The system controller 34A includes a personal library 56 of digital images 50 that have been previously purchased and uploaded by a user. The system controller 34A searches the personal library 56 of digital images 50 to see if an image that the system controller 34A has predicted will be desired by the user is present within the user's personal library 56. If the system controller 34A finds an image within the personal library 56, the system controller 34A prompts the user, via the HMI 60, to see if the user wishes to display the digital image 50 suggested by the system controller 34A. If the user's personal library 56 does not include a digital image 50 that corresponds to the predictions of the system controller 34A and machine learning model 64, the system controller 34A can access, via the wireless communication module 36, a remote application or provider 58 from which the user may purchase digital images 50 that can be displayed and downloaded to the user's personal library 56 for future use. When the system controller 34A identifies a digital image 50 available from such application 58, the system controller 34A prompts, via the HMI 60, the user with the option to purchase the digital image 50 from the application 58 and display the digital image 50.

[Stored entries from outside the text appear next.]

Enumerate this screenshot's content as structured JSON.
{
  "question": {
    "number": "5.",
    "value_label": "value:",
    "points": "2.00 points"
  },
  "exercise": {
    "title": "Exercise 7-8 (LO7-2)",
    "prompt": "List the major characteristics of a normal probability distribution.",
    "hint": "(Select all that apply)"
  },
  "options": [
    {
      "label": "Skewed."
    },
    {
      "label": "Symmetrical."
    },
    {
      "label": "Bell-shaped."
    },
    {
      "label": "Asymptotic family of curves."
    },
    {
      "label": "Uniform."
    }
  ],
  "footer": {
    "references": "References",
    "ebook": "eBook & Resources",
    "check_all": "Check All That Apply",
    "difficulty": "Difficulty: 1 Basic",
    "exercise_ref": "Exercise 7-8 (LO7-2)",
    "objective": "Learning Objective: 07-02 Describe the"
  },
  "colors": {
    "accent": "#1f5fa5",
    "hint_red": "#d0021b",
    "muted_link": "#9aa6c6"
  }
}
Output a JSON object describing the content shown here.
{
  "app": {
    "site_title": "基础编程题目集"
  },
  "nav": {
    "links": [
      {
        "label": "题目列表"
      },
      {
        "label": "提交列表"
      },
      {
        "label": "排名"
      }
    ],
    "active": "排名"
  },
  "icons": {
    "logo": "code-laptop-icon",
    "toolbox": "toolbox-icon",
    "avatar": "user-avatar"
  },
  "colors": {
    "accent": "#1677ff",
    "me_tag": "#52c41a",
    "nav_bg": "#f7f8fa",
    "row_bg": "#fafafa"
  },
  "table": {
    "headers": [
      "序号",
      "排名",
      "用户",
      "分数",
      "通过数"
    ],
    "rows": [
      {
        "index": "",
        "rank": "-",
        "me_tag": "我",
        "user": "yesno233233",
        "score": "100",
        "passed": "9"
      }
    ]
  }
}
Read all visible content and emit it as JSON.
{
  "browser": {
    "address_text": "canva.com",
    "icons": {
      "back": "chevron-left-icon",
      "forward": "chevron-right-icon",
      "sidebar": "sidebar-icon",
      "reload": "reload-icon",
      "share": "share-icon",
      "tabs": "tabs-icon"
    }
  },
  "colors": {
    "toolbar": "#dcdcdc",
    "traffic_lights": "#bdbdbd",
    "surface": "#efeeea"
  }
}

For example, a user is traveling within the vehicle 10 to a football game. The system controller 34A receives data from vehicle systems (navigation, GPS), onboard sensors 40a-40n, and other remote data sources (game schedules) to determine that the vehicle 10 is traveling to the football game. Using machine learning techniques the system controller 34A determines a high probability that the user may desire to display a digital image 50 of the logo of the home team for the football game on the rear window 52B of the vehicle 10. This determination may be based on, for instance, past occurrences where the user displayed a digital image 50 including a logo for the local baseball team when traveling to baseball games. Thus, the system controller 34A, using the machine learning model 64 and machine learning techniques, predicts that the user would want to display a digital image 50 of the logo of the home football team at this time.
The system controller 34A will search the user's personal library 56 to see if a logo for the home football team is present, and if so, will prompt the user to confirm that the user wishes to display the digital image 50 of the logo for the home football team. If no such digital image 50 is available within the user's personal library 56, the system controller 34A will access remote providers 58, identify a suitable digital image 50, and prompt the user, via the HMI 60, to confirm that the user wishes to purchase and display the digital image 50.
In another example, the system controller 34A, using the occupant monitoring system 62, identifies the user as a new driver or a teen driver and automatically, based on preferences entered by an adult user, displays a digital image 50 indicating “New Driver” to alert other drivers in vicinity of the vehicle 10.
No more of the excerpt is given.